The exact mechanisms whereby HIIT leads to greater improvements in MetS variables and body composition in MI patients with MetS remain unclear. The mechanisms may involve a wide range of systems responsible for the physiologic adaptations to structured exercise, including the cardiovascular system, respiratory system, and musculoskeletal systems. Increasing evidence suggests that HIIT can improve post-infarction left ventricular remodeling [40], augment stroke volume in patients with type 2 diabetes [41], optimize heart rate recovery after exercise in MI patients [42], and improve brachial artery flow-mediated dilation in sedentary adults [43] and type 2 diabetes [44, 45], which together may contribute to the improvements in insulin sensitivity, blood pressure, and body composition [46]. With regards to the respiratory system, respiratory muscle dysfunction is a common manifestation in older patients with CVD [47], Tasoulis et al. demonstrated that 12 weeks of HIIT significantly improved respiratory muscle function in older adults with HF [48]. With respect to skeletal muscle, we have previously shown that 4-weeks of aerobic exercise can enhance skeletal muscle mitochondrial biogenesis and function in male mice [49]. Motta et al. [50] also showed that HIIT ameliorated fructose-induced metabolic dysfunction in male mice through mitochondrial biogenesis and β-oxidation, via irisin and PGC1 α in skeletal muscle. Moreover, several recent trials have demonstrated that 3–12 weeks of HIIT can significantly increase resting metabolic rate [51] and post-exercise oxygen consumption in healthy adults [52], and fat oxidation in obese adolescents [53]. In summary, HIIT can elicit numerous improvements in organ structure and physiological functions of multiple systems; however, more research is warranted to better understand the primary mechanisms of HIIT-induced cardiometabolic benefits.

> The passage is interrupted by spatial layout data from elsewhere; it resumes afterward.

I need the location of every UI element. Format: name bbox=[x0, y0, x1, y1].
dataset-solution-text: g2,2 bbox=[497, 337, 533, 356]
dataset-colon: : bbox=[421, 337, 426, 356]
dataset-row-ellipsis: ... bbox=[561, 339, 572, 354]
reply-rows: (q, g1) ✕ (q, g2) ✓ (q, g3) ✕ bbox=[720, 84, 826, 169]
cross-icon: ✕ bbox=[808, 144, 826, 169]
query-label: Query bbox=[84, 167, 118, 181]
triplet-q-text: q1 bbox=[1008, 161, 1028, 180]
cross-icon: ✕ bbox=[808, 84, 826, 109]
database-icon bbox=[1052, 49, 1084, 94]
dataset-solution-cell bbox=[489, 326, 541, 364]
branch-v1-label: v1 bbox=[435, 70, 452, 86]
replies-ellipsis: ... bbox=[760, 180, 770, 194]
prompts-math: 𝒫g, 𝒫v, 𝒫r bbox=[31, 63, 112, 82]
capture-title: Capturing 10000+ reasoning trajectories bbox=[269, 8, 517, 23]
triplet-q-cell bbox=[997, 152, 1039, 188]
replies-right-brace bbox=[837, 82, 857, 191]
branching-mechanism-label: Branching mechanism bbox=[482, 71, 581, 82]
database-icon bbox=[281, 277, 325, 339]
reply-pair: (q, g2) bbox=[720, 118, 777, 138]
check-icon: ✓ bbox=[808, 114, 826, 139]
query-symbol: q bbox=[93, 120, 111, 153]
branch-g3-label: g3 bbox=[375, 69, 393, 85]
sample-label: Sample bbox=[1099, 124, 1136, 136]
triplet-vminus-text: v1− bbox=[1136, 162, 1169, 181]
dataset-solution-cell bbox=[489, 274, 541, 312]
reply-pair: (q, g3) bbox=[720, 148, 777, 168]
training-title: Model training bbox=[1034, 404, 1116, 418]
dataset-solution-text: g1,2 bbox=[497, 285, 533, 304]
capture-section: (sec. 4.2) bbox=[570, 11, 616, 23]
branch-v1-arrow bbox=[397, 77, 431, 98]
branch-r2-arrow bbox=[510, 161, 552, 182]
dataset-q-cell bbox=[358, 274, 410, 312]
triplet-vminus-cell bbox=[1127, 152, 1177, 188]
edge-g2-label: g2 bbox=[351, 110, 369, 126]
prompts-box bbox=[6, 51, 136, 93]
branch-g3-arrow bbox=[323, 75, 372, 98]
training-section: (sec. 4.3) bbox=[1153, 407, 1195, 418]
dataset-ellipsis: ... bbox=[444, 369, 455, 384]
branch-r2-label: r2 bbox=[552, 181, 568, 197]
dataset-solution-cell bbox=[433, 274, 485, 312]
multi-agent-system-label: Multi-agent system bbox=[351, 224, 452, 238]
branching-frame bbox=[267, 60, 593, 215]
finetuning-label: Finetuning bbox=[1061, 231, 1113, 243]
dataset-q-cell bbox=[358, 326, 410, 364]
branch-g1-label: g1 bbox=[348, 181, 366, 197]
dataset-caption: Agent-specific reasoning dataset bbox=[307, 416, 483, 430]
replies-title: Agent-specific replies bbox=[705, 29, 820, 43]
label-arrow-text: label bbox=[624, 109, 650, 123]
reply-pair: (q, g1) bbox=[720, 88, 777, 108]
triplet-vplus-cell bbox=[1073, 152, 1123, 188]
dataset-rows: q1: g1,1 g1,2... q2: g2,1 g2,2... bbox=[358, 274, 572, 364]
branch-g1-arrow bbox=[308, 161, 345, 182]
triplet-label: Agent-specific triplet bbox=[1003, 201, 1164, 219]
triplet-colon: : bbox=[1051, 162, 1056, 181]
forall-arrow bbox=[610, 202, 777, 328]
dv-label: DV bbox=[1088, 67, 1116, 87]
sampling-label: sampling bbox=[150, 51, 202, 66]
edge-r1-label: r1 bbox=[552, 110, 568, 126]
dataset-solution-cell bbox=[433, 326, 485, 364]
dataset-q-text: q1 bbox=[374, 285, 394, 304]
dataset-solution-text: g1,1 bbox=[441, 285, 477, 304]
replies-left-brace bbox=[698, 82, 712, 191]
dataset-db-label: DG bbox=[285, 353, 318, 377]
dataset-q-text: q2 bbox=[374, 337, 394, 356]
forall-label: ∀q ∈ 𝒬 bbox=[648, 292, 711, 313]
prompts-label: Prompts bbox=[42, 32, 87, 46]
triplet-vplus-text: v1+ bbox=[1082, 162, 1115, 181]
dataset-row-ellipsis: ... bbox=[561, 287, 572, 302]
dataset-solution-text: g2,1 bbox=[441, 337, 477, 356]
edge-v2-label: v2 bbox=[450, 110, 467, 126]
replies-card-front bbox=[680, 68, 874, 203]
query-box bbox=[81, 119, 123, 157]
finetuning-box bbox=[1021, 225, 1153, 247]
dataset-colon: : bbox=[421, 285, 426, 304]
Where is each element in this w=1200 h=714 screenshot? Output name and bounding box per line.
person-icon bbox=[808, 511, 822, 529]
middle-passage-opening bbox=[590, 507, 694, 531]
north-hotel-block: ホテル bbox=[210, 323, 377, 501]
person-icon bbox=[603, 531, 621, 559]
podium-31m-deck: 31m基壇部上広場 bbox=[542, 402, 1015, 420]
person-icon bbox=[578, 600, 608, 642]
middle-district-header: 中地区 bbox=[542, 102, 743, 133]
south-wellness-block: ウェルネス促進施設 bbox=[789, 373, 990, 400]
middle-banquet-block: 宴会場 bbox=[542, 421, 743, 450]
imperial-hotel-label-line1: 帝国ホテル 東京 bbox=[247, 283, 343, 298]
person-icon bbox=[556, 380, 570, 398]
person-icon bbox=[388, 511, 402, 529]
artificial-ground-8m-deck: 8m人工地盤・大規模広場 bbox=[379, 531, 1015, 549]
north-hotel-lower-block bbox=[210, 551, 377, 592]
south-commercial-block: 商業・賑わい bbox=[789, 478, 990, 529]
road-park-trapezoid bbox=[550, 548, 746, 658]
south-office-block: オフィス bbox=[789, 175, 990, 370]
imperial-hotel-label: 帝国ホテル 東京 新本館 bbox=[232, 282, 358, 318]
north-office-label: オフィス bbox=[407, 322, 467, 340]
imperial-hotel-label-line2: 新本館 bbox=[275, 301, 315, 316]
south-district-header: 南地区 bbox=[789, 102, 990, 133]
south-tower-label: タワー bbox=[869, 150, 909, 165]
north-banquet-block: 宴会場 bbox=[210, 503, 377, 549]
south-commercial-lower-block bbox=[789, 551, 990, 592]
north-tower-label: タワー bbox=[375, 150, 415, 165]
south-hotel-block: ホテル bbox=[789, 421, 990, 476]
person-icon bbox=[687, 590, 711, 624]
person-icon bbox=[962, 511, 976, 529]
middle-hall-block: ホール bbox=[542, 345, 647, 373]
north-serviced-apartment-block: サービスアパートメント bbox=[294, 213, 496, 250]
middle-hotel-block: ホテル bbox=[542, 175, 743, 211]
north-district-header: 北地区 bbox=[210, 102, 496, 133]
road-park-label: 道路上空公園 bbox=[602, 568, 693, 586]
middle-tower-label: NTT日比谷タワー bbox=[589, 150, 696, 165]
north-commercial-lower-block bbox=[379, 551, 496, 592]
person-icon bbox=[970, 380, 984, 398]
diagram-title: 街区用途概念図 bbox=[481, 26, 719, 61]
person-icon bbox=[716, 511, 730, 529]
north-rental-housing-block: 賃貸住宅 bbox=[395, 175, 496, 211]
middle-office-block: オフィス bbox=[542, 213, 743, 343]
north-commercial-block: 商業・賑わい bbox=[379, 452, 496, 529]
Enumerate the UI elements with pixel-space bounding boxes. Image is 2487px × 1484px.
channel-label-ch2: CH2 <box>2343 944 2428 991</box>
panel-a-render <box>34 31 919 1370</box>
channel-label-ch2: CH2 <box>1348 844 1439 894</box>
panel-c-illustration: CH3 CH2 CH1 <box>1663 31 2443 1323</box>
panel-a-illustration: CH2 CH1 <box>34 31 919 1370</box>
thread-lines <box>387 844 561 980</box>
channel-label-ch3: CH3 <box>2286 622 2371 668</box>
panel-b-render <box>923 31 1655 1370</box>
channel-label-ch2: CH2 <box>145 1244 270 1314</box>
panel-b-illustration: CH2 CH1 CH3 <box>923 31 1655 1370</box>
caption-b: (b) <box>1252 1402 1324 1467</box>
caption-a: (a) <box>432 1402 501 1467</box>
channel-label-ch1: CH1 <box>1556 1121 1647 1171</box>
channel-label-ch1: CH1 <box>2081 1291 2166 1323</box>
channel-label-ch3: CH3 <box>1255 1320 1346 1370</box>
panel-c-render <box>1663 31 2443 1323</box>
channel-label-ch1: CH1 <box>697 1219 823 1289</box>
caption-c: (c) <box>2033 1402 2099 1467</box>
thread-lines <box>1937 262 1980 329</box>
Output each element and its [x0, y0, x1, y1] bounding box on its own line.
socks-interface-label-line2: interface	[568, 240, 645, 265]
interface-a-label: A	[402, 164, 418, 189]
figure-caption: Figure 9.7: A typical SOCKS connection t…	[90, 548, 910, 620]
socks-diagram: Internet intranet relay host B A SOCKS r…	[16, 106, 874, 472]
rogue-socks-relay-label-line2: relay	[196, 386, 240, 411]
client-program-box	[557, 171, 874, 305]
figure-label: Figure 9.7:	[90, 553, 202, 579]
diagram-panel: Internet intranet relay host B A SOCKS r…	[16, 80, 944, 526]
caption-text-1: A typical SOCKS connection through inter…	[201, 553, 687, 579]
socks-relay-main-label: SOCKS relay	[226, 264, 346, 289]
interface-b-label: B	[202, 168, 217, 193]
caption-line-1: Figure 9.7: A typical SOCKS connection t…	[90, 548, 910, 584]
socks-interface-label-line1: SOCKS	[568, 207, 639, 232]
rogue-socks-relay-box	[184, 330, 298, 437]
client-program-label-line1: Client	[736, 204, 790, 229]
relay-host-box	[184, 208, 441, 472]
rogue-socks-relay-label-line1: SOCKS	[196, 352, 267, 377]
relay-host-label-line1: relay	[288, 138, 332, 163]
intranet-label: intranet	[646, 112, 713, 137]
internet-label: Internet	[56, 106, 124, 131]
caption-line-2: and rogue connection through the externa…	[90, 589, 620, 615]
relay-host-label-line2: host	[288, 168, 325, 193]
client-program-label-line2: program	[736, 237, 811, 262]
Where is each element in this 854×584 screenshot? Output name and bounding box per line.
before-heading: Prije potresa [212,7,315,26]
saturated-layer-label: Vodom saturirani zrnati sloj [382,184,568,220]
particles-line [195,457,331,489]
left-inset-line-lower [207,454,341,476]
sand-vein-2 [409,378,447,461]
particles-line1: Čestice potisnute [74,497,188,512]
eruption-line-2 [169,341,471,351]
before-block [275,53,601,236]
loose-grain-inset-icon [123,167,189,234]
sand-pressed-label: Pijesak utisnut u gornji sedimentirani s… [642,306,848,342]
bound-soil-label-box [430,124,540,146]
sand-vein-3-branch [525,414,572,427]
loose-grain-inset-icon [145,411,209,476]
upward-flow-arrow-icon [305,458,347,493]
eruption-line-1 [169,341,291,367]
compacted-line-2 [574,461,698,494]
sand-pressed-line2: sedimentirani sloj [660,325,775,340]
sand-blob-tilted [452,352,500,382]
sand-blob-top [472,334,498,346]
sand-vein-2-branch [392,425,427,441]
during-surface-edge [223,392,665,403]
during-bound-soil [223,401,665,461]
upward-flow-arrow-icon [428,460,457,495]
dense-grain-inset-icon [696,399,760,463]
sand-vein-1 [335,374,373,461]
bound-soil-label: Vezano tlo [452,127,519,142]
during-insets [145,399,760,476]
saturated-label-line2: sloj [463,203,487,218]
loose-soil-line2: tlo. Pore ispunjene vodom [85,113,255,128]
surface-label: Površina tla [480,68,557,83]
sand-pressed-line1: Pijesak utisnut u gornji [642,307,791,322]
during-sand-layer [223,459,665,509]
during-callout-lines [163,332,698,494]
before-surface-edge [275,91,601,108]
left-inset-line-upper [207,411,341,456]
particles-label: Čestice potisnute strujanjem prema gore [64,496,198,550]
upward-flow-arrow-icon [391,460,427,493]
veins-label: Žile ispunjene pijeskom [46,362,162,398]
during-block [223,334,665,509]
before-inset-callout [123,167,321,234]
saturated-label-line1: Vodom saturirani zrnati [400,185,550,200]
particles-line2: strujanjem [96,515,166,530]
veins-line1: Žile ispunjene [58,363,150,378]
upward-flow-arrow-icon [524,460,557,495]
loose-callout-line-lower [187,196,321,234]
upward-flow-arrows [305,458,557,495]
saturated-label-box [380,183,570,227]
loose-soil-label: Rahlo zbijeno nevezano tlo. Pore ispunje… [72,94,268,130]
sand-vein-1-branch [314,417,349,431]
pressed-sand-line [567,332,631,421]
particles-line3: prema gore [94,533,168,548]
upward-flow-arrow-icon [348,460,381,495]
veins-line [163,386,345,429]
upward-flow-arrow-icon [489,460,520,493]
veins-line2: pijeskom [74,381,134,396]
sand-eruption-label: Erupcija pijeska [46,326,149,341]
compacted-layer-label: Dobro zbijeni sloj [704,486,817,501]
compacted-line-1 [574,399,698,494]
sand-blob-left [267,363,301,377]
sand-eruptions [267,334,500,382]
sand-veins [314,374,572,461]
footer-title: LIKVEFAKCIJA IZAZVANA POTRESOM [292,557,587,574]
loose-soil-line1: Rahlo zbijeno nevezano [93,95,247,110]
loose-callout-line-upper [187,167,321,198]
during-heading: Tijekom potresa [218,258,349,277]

With respect to the safety of performing HIIT, all participants enrolled in this study completed 36 sessions of CR without a single major adverse event. Although no major adverse events were registered, the current study was not designed/powered to demonstrate safety of HIIT in patients with MI. However, the safety of supervised HIIT in CR is generally well documented in patients with established coronary artery disease [54, 55].

Study limitations

It is important to recognize the retrospective, observational nature of the present study design. Additional research in this area is encouraged to confirm these findings in a prospective fashion. To avoid bias associated with the number of HIIT sessions completed, we only enrolled the patients who completed the standard 36 sessions of outpatient CR and attended follow-up assessments, which may have introduced selection bias. The patients in this study are overweight; therefore, additional research focusing on MI patients with MetS within “normal weight” is encouraged. Furthermore, although not unusual in similar studies, an unintended consequence of our clinical population is that only 36% were women. Thus, additional studies may be needed to ensure the generalizability of our findings.

Conclusions

The present study demonstrates that supervised HIIT prescribed by RPE can elicit greater improvements in MetS and body composition for MI patients with MetS compared to MICT. These findings support the use of HIIT as a treatment tool to improve MetS components in MI patients enrolled in early outpatient cardiac rehabilitation.